I saw a politician recently shout into a TV camera that America has the world’s best healthcare system. It was a claim I dismissed, thinking he undoubtedly had no personal experience with it.

Technically the politician was right, but not in a meaningful way. If you picture the American healthcare system as a great pyramid terminating in a lofty apex — i.e., money — yes, the apex is the best healthcare system in the world, but it’s too tiny to accommodate very many patients. It is literally out of reach of ordinary patients who must swarm around the massive base of the pyramid seeking diagnosis and treatment among the more down-to-earth immovable foundation blocks.

On July 13, 2016, PBS’s News-hour blog from Associated Press stated: “Health expenditures will hit $3.35 trillion this year, which works out to $10,345 for every man, woman and child. The annual increase of 4.8 percent for 2016 is lower than forecast for the rest of the decade.”

The endless national debate about U.S. healthcare focuses on cost, and no wonder. According to a March 21, 2017, Wall Street Journal posting: “The United States spends more on health care as a percentage of GDP than other developed countries, but Americans are less healthy.”

Trying to fathom such numbers IS truly mind numbing. Reading analyses of such numbers along with the legislative mumbo jumbo of offsets, projections, affordability fluctuations and intertwined speculations, shut down my brain.

And, frankly, I asked myself, Why bother? Why bother when I am convinced that this latest approach to healthcare reform will fail to provide any meaningful improvement in diagnosis and treatment of patients: me, for instance.
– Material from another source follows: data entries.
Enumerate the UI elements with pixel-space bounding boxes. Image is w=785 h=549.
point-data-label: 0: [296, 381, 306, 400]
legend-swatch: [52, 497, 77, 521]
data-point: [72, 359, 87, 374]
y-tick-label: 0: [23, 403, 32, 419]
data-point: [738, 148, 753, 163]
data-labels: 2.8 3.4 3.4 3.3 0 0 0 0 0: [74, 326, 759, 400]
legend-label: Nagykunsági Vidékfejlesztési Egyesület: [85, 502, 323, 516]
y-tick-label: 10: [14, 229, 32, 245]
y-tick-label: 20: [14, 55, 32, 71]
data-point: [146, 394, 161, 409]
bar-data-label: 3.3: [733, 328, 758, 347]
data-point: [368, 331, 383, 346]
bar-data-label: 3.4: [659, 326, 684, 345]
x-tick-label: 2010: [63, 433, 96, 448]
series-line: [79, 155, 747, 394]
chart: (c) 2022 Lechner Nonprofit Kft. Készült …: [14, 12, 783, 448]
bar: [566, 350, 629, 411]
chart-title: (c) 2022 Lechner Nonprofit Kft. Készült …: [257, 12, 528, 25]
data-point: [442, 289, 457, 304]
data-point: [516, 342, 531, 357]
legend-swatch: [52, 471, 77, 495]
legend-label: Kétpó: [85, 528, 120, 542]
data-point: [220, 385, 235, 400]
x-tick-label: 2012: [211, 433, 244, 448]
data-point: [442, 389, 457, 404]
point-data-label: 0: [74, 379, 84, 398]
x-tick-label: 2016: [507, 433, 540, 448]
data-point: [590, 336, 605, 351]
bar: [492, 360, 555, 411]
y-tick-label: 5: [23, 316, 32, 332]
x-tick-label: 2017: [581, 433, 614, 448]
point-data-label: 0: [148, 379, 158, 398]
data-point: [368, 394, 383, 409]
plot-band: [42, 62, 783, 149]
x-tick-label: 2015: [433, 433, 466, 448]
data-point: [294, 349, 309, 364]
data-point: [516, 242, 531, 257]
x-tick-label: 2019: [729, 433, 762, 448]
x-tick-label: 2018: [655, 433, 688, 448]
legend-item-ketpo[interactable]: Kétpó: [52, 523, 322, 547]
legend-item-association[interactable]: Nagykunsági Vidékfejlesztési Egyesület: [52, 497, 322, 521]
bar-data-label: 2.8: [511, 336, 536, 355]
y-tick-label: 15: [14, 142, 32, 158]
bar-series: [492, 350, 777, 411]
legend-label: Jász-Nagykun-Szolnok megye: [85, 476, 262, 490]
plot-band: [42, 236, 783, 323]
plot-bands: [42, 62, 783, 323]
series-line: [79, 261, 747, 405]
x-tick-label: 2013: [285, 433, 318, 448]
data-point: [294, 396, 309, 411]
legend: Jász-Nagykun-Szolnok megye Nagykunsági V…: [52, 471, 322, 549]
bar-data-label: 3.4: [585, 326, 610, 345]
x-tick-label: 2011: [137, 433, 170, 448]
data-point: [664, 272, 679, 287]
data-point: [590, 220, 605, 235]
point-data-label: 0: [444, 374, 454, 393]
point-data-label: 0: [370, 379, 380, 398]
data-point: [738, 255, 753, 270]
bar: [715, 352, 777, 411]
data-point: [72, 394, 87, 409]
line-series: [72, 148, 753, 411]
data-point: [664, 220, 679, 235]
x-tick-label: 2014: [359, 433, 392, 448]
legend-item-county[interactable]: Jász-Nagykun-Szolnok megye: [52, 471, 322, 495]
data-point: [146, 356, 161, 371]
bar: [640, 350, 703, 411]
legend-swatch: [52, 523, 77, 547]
I’ve been in the Whatcom county and Washington state healthcare systems full-time since 2009 and am dissatisfied. So dissatisfied, that I published a book in 2012, titled “Waking Up Dying: Caregiving When There Is No Tomorrow,” expecting healthcare providers to read it, recognize everyday-healthcare shortcomings and instigate their own reforms.

When my book was banned and unread by Whatcom and Washington healthcare providers, I was disappointed. I wanted to understand why healthcare was so stagnant, unable or unwilling to re-invent itself to remedy its defects. I talked to practice managers, physicians, nurses, hospital administrators, patients and caregivers. Most agreed change was needed, but each felt it was beyond his or her individual grasp. Each admitted to closing his/her eyes to the issues I raised and decided to do the best they could within the existing system to be of greatest benefit to their patients. That’s an ethical goal, but not a realistic answer.

Though I wrote a whole book full of examples, here’s another.

Healthcare’s prime directive, I’ve discovered is: no diagnosis, no treatment. It sounds simple enough, but in the disorganized and mismanaged healthcare system, diagnosis can seem to take forever. Take my recent situation for example, where I went untreated for 11 months.

In October 2015, I began falling and needed the assistance of a cane or walker. I went through two spine surgeries and various other treatments, but kept falling, until August 2016 when I finally received a leg brace that stopped me from tripping and falling. I was treated in four healthcare systems: Eisenhower Medical Center, Rancho Mirage, Calif.; PeaceHealth and Family Care Network, Bellingham; and U.W. Medical Center, Seattle. Considering the grim hazard that falling is for anyone over 75 years old, why did it take so long to get the brace? Even after a neurologist prescribed a brace, a physical therapist withheld it for eight weeks while teaching me back-strengthening exercises. Desperate, I finally demanded the brace. Thereafter, I dispensed with the walker, got around with only a cane and learned to fall less.

A reformed healthcare system would have quickly put a brace on my right foot to prevent me from falling and then would proceed methodically to diagnose the cause of my “drop-foot” tripping hazard, and then seek to cure me with further treatments including surgery and physical therapy. I’d have had the same care from the same providers but in a practical sequence that focused on real hazards such as falling on my face.

This is the difference between patient-oriented care and process-oriented care, which is the difference between real healthcare reform and everything that has been attempted since 1945.